We have done extensive work on what you should be looking for in draft prospects. One theme that is consistent throughout all of the research is that draft capital matters. But sometimes we can be surprised on draft day by a selection we did not expect. That often creates a dilemma in rookie drafts: Do we value the priors or the draft capital?
One way to evaluate this is by using consensus draft rankings. Jack Lichtenstein created a website that aggregates big boards from around the industry, starting in 2016. I took a look at all top-100 running backs, receivers, and tight ends from 2016 to 2020, and noted the ones who were “over-drafted” by at least half a round (16 picks) versus the consensus big board rank.

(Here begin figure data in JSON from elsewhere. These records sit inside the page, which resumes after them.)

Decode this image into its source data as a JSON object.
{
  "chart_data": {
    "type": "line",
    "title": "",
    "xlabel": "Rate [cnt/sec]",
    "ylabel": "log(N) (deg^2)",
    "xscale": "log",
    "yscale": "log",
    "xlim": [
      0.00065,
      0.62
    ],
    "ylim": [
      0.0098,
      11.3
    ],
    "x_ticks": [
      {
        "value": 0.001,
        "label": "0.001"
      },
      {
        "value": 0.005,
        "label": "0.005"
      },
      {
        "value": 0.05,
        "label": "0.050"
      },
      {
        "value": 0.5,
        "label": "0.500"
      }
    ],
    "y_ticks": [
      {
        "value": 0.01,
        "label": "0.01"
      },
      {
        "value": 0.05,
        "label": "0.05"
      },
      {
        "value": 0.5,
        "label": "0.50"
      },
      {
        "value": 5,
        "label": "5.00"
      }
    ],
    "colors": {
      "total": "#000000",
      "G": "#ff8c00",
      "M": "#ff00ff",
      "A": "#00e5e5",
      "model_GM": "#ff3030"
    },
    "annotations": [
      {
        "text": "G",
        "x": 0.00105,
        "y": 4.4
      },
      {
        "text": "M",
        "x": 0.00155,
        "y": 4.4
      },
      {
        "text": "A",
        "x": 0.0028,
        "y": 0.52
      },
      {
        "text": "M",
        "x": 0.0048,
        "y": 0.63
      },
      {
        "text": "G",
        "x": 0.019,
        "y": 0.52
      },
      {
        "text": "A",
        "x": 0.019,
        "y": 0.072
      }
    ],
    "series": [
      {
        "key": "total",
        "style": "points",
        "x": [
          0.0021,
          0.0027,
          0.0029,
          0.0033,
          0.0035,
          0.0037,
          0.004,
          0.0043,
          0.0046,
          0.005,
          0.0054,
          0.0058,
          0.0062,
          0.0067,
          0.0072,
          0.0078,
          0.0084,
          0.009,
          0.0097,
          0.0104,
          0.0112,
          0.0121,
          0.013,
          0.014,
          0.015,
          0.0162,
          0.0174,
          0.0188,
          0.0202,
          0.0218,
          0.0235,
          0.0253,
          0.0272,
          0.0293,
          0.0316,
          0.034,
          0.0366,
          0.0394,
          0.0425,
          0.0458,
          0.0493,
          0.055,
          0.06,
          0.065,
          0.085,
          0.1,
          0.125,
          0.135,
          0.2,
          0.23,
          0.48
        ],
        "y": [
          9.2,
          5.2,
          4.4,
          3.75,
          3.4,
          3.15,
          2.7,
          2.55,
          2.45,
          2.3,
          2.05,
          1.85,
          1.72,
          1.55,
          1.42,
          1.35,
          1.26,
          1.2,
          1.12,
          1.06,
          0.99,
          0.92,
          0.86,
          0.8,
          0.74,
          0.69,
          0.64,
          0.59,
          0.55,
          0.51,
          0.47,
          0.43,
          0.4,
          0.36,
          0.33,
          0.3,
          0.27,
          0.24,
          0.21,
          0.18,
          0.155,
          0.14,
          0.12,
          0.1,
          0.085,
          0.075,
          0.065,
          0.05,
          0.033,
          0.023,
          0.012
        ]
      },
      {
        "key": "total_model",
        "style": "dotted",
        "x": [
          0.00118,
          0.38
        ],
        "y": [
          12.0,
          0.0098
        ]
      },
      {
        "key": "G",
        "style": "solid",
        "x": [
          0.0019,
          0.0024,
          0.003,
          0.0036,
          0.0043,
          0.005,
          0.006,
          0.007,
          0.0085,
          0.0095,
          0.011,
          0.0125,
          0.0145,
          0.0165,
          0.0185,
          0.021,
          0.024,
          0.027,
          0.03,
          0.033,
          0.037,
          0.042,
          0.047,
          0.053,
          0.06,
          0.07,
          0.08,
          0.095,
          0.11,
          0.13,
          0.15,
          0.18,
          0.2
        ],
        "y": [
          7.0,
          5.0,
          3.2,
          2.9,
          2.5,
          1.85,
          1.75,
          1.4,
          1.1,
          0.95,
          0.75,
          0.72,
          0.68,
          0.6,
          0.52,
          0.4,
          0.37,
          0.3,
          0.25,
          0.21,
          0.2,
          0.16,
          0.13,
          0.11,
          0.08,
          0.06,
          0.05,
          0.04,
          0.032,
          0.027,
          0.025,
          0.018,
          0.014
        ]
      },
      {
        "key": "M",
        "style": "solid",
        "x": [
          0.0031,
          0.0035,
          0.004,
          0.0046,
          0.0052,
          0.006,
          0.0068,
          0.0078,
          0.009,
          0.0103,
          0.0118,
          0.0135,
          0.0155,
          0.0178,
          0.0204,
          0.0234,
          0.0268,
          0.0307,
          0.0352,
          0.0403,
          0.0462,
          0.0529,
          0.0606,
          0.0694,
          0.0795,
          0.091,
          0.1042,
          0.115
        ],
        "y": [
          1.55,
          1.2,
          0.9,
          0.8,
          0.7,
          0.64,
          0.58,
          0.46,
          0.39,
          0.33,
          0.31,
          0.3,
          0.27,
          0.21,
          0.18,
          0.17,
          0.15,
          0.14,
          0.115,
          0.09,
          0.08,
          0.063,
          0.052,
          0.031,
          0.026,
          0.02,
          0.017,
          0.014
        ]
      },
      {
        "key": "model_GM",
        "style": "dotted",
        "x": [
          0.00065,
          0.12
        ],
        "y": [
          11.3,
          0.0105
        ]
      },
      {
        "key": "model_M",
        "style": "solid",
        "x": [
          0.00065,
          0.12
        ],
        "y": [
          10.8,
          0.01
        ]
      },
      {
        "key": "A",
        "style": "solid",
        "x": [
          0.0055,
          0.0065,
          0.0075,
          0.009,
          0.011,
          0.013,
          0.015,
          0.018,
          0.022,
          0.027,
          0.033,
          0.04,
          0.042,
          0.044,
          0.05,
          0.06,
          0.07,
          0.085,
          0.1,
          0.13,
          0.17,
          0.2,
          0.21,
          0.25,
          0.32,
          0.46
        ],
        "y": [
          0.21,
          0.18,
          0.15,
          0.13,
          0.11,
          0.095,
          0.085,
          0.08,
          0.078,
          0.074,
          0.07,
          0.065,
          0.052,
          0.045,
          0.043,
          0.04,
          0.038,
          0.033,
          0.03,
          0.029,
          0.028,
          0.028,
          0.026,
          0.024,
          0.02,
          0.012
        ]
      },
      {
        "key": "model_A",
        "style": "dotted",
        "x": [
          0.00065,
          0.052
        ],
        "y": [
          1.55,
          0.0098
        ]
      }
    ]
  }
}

The focus is on this particular draft range since players drafted outside of the top 100 rarely pan out anyway.
Here is the list of players by position and sorted by draft pick:
I took a look at the hit rates of these players (using our linked methodologies) and compared them to the expected hit rate based on draft round.
In total, there were 33 RBs, WRs, and TEs drafted 16 or more spots ahead of their consensus big board ranking from 2016 to 2020. Just four of these players were hits (12%). Using only the round the players were drafted in as a baseline, the expected hit rate in this sample was 27% (roughly nine players).
A random collection of players drafted in these rounds would have been more than twice as likely to hit as this group.
It would seem that when a team takes a stab at a player above his expected draft capital, it does not necessarily portend better success. We don’t have an overwhelming sample here, but this makes sense. The NFL Draft is a singular event — sample size of one. And within that one event, it takes only one team that disagrees with the consensus (an outlier) to markedly alter the results.
The consensus board, on the other hand, contains nearly 20 different opinions from credible sources. In essence, it is as if we are simulating the draft many times over, diluting the impact of any one result.
Should we automatically x-out over-drafted players in our rookie drafts? That more or less depends on how that draft capital is reflected in ADP. We know that hit rates for fourth- and fifth-round rookie picks are quite low. Even the 12% number projected in this sample would likely be better than a “random” pick in that range. But if these players are making their way into the earlier stages of your draft, it would make sense to proceed with caution.
Does It Work the Other Way?
A natural curiosity following this study would be: Does the inverse relationship exist when a player is drafted past his consensus big board ranking? As you can imagine, the sample size here is much smaller — it is more difficult to get multiple teams to pass on a player than for one team to reach on someone. With that said, the examples are promising in this 12-player sample:
There are quite a few names here you should recognize. This group produced seven hits (58%) — nearly double the over-drafted group despite a little over a third of the sample.
We don’t want to take away anything definitive here given the sample size, but it would appear these are players to (generally) target. This lends itself to yet another question: Is the consensus board more predictive than draft position itself?
I don’t have a conclusive take on this. The consensus board is difficult to pull the data from, so it is not particularly convenient to actually test this. However, my intuition is that — similar to the reasoning of why we like the consensus board to begin with — it would be more reliable than actual draft position. Just more evidence that what the scouts think matters!